Personal information
- Date of birth: 15 January 1987 (age 38)
- Place of birth: Raia, Goa, India
- Height: 1.75 m (5 ft 9 in)
- Position(s): Attacking midfielder; winger;

Team information
- Current team: Dempo Sports Club
- Number: 7

Youth career
- Vasco

Senior career*
- Years: Team / Apps / (Gls)
- 2004–2013: Salgaocar / 45 / (19)
- 2013–2015: Sporting Goa / 21 / (6)
- 2015–: Dempo / 25 / (13)

= Beevan D'Mello =

Indian footballer

Beevan D'Mello (born 15 January 1987) is an Indian footballer who plays for Dempo.

==Career==

===Early career===
Raia based D'Mello was a part of Goa's successful Santosh Trophy winning team in 2009. He was with Salgaocar for ten years and before that started his youth career with Vasco.

D'Mello attended Deepvihar High School in Vasco da Gama and wanted to follow in the footsteps of his idol Bruno Coutinho.
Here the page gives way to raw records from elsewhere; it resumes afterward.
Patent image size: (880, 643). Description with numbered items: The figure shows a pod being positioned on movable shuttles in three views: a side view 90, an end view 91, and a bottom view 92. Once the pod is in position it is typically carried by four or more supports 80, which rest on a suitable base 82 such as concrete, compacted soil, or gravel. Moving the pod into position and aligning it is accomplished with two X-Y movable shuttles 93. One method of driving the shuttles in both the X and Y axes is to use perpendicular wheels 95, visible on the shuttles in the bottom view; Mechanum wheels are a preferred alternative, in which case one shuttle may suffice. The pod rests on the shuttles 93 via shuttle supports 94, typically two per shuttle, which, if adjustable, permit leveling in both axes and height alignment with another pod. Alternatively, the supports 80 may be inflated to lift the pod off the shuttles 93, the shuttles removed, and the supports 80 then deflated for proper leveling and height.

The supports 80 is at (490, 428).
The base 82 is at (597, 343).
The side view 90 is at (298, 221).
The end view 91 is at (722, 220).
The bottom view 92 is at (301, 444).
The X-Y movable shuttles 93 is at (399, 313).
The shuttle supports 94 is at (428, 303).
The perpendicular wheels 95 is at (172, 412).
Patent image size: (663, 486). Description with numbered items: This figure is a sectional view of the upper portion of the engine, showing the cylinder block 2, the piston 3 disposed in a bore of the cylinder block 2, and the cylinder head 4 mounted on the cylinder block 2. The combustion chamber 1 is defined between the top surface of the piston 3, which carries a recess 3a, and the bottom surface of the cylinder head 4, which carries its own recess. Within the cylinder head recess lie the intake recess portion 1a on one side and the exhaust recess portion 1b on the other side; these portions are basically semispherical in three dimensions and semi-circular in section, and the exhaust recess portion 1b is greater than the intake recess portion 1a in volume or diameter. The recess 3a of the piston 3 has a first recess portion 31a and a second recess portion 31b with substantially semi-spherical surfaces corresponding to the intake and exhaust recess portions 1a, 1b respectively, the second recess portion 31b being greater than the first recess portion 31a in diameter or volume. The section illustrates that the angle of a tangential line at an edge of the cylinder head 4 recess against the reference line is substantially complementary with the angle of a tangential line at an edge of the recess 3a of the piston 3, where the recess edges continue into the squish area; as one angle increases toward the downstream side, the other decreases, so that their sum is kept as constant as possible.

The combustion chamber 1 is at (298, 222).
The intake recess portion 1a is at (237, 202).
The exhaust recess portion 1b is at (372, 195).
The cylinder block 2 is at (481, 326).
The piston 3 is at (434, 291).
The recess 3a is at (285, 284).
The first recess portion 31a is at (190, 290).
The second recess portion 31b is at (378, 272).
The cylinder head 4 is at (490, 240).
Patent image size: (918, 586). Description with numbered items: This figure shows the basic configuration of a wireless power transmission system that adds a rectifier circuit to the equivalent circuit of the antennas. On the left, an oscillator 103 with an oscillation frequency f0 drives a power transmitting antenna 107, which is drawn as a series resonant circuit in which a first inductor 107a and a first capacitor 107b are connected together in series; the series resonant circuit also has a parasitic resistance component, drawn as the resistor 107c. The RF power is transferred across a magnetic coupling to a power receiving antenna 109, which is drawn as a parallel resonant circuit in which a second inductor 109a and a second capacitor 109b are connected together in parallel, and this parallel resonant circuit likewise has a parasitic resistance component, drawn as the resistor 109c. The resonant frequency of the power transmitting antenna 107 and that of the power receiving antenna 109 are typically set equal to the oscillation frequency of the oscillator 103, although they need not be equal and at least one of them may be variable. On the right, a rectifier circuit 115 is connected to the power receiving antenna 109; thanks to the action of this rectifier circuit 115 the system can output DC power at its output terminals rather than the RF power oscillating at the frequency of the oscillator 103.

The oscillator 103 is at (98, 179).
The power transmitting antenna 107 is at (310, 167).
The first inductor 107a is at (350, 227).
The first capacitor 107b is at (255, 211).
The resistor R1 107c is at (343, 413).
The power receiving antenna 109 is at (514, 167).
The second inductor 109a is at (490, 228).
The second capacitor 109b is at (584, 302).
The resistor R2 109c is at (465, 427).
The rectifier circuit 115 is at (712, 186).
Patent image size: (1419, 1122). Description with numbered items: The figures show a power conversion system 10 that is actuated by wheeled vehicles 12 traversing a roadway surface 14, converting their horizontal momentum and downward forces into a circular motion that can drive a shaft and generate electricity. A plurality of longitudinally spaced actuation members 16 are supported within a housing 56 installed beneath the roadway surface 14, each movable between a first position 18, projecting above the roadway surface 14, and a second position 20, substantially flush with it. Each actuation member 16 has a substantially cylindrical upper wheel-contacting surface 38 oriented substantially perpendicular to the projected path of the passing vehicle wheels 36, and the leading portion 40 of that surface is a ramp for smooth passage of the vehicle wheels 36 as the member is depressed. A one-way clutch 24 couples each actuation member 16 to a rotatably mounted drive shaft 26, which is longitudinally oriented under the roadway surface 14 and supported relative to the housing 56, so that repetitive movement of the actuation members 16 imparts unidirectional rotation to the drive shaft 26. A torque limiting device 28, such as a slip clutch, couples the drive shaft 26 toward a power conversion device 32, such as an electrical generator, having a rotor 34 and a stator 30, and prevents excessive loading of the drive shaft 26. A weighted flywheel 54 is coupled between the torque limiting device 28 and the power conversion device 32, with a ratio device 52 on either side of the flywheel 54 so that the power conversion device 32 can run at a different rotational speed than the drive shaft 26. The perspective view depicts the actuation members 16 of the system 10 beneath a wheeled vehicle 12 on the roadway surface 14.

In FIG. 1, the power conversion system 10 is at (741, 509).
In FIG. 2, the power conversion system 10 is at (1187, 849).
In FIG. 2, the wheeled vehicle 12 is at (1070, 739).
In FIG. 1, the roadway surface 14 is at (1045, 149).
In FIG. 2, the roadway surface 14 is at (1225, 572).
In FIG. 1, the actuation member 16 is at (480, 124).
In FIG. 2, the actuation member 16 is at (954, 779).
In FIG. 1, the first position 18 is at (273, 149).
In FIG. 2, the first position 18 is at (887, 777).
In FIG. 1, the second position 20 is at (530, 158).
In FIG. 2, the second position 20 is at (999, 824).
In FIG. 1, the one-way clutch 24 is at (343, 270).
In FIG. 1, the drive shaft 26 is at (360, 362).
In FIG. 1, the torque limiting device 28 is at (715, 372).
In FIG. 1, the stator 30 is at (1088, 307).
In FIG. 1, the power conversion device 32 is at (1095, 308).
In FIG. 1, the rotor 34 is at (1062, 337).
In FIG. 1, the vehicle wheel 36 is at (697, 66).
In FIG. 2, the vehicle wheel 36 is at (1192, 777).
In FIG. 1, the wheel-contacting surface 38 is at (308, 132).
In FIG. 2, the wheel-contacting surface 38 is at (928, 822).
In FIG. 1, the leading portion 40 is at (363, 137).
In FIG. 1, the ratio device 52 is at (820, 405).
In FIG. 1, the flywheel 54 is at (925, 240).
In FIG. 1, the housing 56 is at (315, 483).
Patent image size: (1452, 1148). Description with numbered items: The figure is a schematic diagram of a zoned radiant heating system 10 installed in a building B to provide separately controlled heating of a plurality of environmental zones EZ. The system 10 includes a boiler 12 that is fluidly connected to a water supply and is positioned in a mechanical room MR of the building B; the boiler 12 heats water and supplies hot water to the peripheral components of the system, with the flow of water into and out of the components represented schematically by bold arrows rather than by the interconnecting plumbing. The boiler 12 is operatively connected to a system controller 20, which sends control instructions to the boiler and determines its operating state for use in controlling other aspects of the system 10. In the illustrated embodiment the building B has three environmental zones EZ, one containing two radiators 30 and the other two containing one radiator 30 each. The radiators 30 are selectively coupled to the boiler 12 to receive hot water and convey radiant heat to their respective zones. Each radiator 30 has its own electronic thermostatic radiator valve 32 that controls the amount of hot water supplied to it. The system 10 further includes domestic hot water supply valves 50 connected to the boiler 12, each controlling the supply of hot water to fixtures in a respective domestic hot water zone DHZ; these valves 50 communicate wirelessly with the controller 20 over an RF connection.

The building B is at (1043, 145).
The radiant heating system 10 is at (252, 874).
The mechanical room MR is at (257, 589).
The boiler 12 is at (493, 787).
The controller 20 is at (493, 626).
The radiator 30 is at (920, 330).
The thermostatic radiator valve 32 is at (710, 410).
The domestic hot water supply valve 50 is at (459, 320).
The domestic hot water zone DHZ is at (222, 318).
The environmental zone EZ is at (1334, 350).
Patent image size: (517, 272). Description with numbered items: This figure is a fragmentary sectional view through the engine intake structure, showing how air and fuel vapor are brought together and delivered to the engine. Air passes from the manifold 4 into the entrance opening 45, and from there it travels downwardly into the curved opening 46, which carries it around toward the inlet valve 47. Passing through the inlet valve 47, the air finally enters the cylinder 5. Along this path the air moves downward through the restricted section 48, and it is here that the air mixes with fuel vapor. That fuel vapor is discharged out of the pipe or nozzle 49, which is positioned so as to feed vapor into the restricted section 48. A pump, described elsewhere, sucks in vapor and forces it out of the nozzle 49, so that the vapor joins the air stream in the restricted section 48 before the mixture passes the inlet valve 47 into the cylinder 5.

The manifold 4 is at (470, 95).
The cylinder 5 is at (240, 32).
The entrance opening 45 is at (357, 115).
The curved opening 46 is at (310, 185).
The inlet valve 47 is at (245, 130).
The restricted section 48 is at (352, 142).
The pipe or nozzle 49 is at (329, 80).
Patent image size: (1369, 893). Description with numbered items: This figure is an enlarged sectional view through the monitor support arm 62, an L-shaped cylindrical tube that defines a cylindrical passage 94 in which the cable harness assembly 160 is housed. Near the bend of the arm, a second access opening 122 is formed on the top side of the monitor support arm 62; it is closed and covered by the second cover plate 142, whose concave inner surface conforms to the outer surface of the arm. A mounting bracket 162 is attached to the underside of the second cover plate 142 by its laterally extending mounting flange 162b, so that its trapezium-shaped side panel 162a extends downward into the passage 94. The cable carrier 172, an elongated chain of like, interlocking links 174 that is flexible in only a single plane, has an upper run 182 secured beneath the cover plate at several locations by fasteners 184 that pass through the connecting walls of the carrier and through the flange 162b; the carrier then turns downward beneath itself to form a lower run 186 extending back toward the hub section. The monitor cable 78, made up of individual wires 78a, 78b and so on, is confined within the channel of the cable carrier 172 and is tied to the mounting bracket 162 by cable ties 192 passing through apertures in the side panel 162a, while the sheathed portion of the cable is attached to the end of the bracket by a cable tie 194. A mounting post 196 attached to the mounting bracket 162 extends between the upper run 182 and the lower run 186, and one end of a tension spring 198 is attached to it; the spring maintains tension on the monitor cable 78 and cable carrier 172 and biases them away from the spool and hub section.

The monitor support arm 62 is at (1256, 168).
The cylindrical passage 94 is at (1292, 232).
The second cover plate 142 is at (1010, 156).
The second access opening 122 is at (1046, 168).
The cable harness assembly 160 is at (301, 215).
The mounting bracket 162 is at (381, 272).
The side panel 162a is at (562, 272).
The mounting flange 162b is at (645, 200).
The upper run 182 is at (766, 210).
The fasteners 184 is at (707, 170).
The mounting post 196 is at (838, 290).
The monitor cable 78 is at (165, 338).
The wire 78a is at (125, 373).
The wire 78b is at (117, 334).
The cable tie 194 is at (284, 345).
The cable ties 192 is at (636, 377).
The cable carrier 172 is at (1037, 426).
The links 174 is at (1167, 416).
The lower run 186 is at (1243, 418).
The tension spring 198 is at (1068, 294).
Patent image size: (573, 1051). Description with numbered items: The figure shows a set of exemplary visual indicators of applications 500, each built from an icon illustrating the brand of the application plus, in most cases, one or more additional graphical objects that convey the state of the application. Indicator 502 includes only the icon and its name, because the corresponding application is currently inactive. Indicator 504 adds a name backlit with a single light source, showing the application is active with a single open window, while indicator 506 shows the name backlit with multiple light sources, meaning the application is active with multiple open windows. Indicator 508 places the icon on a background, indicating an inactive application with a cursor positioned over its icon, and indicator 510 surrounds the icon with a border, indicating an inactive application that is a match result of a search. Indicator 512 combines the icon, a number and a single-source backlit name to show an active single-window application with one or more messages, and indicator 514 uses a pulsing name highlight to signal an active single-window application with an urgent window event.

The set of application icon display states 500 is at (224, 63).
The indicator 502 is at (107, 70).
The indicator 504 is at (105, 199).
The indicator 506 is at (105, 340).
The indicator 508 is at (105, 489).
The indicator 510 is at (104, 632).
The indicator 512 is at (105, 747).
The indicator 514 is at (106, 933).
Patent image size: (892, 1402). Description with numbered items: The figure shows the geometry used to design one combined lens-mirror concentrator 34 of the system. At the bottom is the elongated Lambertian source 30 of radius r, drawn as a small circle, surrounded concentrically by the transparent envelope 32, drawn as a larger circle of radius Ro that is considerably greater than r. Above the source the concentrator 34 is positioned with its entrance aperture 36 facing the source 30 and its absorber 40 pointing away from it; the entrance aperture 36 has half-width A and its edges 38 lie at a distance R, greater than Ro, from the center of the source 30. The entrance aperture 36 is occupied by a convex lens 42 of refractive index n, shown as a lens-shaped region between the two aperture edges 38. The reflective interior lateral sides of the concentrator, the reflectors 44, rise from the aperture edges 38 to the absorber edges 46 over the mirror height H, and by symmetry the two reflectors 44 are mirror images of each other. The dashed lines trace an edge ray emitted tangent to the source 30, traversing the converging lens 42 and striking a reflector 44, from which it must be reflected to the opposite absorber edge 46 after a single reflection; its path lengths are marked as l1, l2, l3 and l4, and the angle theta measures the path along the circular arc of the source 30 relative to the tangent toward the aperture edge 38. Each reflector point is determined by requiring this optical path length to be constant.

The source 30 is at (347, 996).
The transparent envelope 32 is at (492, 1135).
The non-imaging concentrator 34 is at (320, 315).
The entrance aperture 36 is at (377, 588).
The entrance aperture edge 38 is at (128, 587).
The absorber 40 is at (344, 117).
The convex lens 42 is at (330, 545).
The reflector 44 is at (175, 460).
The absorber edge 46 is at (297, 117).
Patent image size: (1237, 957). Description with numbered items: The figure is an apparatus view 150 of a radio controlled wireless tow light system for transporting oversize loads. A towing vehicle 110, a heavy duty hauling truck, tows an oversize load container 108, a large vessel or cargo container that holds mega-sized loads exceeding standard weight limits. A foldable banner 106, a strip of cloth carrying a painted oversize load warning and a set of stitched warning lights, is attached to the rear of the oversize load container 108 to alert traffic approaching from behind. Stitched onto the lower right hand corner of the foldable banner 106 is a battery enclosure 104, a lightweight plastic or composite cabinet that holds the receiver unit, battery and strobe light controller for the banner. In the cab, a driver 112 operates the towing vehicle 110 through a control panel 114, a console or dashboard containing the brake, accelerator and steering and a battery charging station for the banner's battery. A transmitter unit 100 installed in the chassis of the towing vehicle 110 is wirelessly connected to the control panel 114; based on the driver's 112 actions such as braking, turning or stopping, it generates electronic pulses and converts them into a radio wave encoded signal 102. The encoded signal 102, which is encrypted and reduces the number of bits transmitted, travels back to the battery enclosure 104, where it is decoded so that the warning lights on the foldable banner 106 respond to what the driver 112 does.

This dream turned into a reality in 2003 when he signed for Salgaocar and later represented Goa.

===Salgaocar===
D'Mello started his football career with Salgaocar S.C. in the I-League and scored his first goal for Salgaocar on 25 October 2009 against Sporting Clube de Goa.

In 2010, D'Mello suffered a serious cruciate ligament injury which saw him out on the sidelines for a long period.

===Sporting Goa===
D'mello signed to Sporting Clube de Goa in June 2013. He made his debut on 7 December 2013 against Dempo S.C. at the Fatorda Stadium in which he came on as a substitute for Rojen Singh in the 89th minute as Sporting Goa won the match 1–0.